This book couldn’t be more differ­ent from Dorie’s Cookies, which I reviewed a few weeks ago. “Different” doesn’t mean bad, though, and there’s defi­nitely space on my shelves for both volumes.

The French Cookie Book (1994) was written by the same authors responsible for the excellent Mastering the Art of French Pastry (it’s out of print, but worth seeking out on eBay) and The Art of the Cake (which I use least out of the three titles). Rather than group cookies by occasion, as Dorie Greenspan does in Dorie’s Cookies, or by how they are shaped (drop, bar, rolled, etc), which many other books do, here, they are categorised by mixing method: those made from batters (with sub-categories that include batters made with creamed butter and sugar, meringue or sponge cake) and cookies made from pastry doughs (sweet or flaky pastry).

If the cookies you are most familiar with are the large and homely type – the kind you might serve to children with a glass of milk for their afternoon snack – these French versions will be eye-opening for their elegance; they are the ones you can serve as part of a mignardise platter after a beautiful meal. Yes, the French do make ugly cookies (not intentionally ugly; it’s hard to believe, but yes, there are bad professional bakers in the country) but they’re not included in this volume.

Bruce Healy, theoretical physicist-turned-cooking teacher, and MOF (Meilleurs Ouvriers de France) pastry chef Paul Bugat, write in their introduction, “Every book about cookies will tell you that making them is fun, easy, and gratifying. We add a new twist. French cookies are fun, easy, gratifying, and beautiful. Not only is the perfume of the baking cookies heavenly, not only do the cookies taste wonderful, not only do you get the soul-satisfying feeling of creating a home-baked product that tastes better and fresher than its store-bought counterpart. On top of that, French cookies look exquisite – like edible jewels that you would think only a professional pastry chef could produce [...] French cookies [...] are simple, fast to make, and don’t require advance preparation of a battery of components. You whip up a batter or dough, shape it, bake it, and voila – in a matter of minutes you have a cookie jar full of delicious treats to enjoy every day.

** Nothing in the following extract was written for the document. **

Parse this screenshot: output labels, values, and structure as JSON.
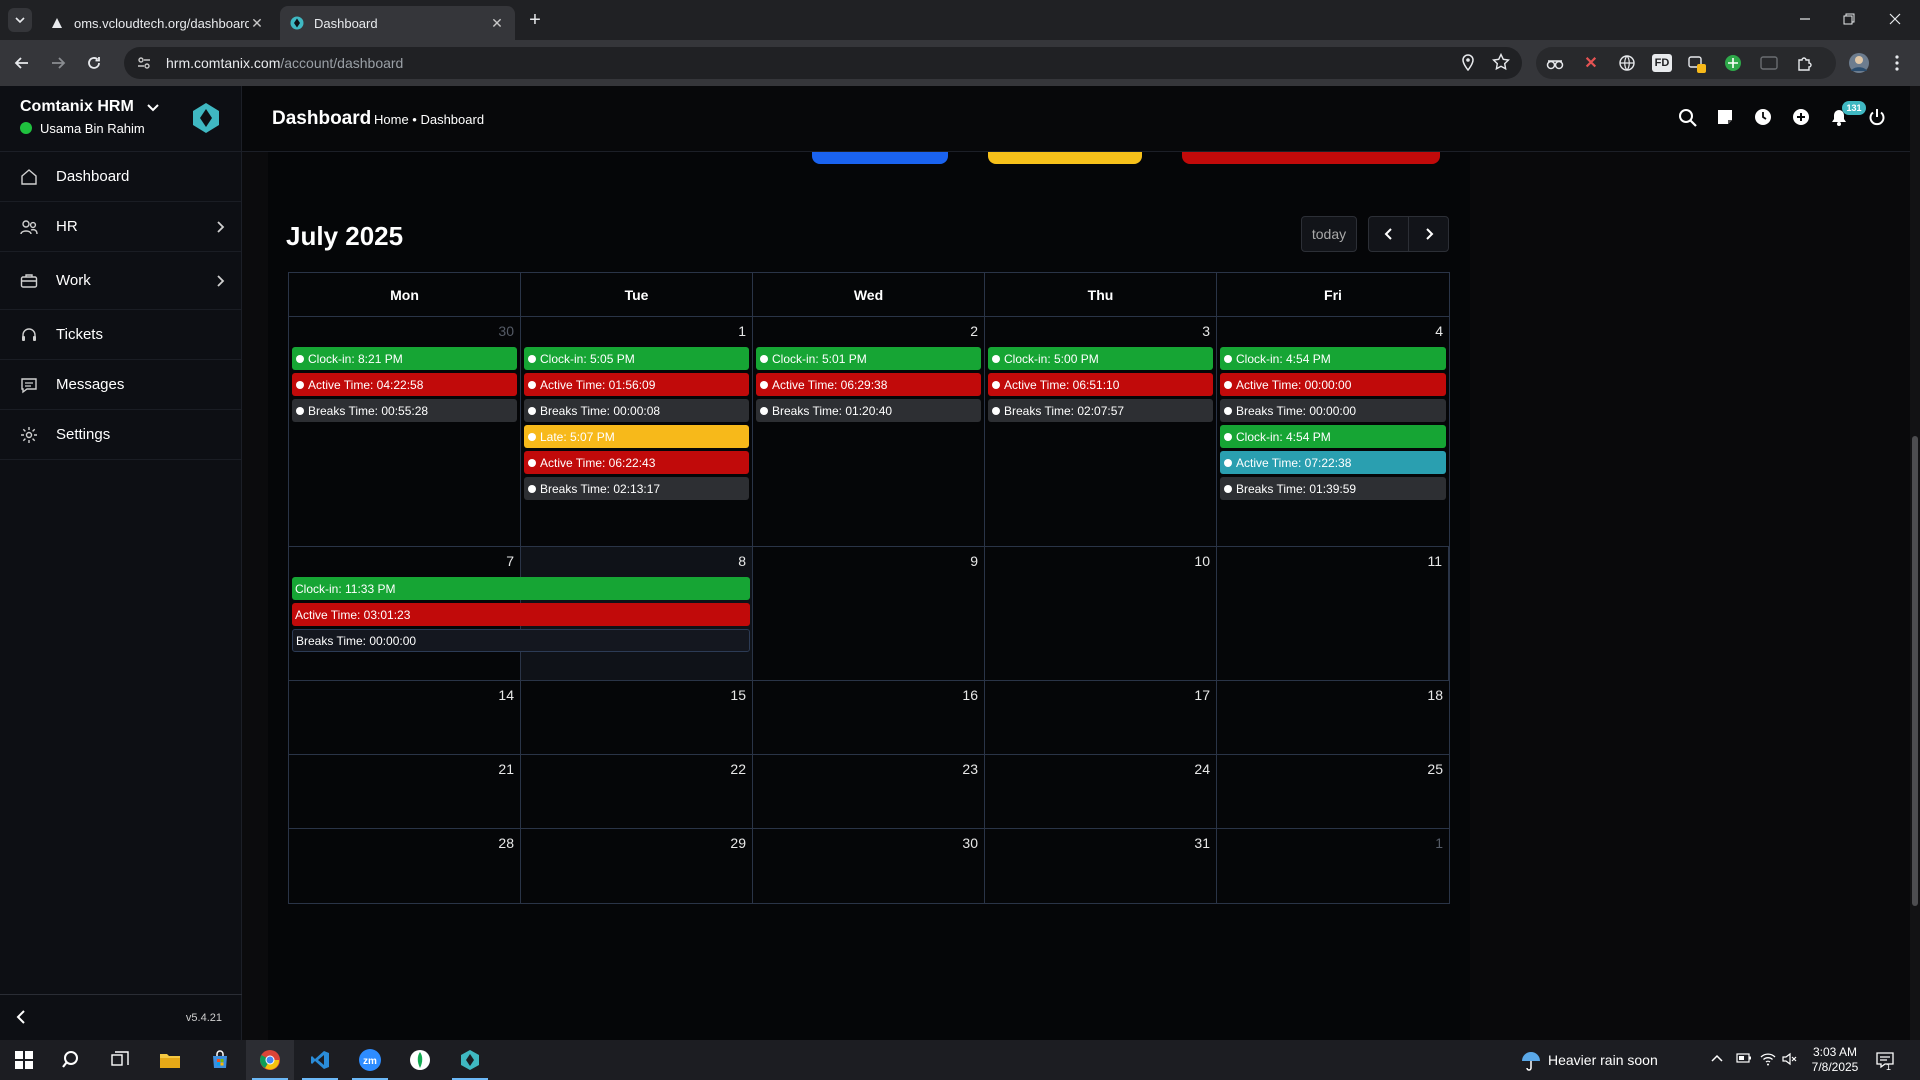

“While the French love cookies, for them the American concept of a cookie does not really exist. Their petits fours include miniature baked goods of every conceivable variety. In particular, petits four secs are what we would call small cookies. But if the same cookies are made in a larger size, they are
no longer petits fours at all but instead petits gateaux – liter­ally ‘small cakes’. And naturally petits gateaux also include serving-size cakes and pastries of every description. We can only speculate what the average Frenchman would think of a monster chocolate chip cookie.”

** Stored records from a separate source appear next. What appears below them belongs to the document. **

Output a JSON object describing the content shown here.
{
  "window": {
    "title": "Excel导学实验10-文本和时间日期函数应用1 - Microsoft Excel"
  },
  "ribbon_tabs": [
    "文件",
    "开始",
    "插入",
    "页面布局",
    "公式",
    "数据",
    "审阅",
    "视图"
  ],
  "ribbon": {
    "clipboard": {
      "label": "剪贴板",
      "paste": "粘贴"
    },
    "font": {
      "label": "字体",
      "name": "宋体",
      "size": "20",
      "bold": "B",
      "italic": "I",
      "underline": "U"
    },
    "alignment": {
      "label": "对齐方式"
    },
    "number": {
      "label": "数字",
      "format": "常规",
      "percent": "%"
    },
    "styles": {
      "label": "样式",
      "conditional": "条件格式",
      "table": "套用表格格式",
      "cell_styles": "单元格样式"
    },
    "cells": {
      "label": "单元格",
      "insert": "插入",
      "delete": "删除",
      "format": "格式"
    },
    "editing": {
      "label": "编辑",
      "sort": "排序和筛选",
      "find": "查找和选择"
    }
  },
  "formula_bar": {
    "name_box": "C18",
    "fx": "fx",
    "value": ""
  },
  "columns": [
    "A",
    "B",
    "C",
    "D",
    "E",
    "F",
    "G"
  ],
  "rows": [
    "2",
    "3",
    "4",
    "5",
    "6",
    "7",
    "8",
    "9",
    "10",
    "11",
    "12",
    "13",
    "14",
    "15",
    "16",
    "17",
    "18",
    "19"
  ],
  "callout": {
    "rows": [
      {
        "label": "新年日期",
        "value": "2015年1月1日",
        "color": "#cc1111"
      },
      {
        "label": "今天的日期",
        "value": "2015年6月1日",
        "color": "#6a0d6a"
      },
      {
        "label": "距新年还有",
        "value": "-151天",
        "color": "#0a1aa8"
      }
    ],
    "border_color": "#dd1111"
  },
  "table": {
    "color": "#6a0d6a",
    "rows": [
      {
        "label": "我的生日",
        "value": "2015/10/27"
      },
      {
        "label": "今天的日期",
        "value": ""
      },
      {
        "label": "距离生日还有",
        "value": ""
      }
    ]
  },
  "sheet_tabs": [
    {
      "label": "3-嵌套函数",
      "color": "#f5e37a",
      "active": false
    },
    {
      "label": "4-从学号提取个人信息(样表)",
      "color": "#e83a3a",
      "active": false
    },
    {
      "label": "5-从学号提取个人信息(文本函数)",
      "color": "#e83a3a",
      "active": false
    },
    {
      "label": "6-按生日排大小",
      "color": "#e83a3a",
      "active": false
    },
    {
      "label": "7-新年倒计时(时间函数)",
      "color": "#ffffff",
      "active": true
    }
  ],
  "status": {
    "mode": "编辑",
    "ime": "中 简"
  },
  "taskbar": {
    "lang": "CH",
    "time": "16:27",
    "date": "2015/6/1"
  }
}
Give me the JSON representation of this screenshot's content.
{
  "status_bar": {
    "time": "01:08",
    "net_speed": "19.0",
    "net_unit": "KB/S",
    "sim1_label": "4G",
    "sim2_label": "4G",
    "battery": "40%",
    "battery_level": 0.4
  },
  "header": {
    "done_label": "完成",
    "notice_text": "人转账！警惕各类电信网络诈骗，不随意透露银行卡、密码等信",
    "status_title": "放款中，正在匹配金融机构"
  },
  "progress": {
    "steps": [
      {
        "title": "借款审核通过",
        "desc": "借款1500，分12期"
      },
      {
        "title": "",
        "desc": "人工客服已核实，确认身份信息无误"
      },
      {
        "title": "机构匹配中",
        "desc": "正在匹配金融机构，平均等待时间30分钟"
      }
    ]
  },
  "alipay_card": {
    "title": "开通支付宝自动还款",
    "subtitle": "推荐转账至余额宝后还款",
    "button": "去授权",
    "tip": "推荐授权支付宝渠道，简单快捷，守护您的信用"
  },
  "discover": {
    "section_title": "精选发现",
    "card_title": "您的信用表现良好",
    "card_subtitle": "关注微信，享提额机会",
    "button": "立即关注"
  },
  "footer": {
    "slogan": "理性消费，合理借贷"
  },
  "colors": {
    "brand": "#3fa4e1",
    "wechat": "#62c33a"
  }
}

The recipes are often based on a few basic techniques, which, with variations in flavourings or shaping the dough, can lead to many types of cookie. The recipes include lemon wafers, piped chocolate sables, vanilla batons, ladyfingers, bow ties and striped bows, several types of macaron (gerbet, honey, walnut, Parisian – they all use basically the same ingredients but the way they’re mixed yields different looks and textures), Palma biscuits, Nantes loaves, Dutch sables, Irish waffles, Ghent almond loaves, almond tuiles, palmiers, sugared matchsticks and nougat Parisien.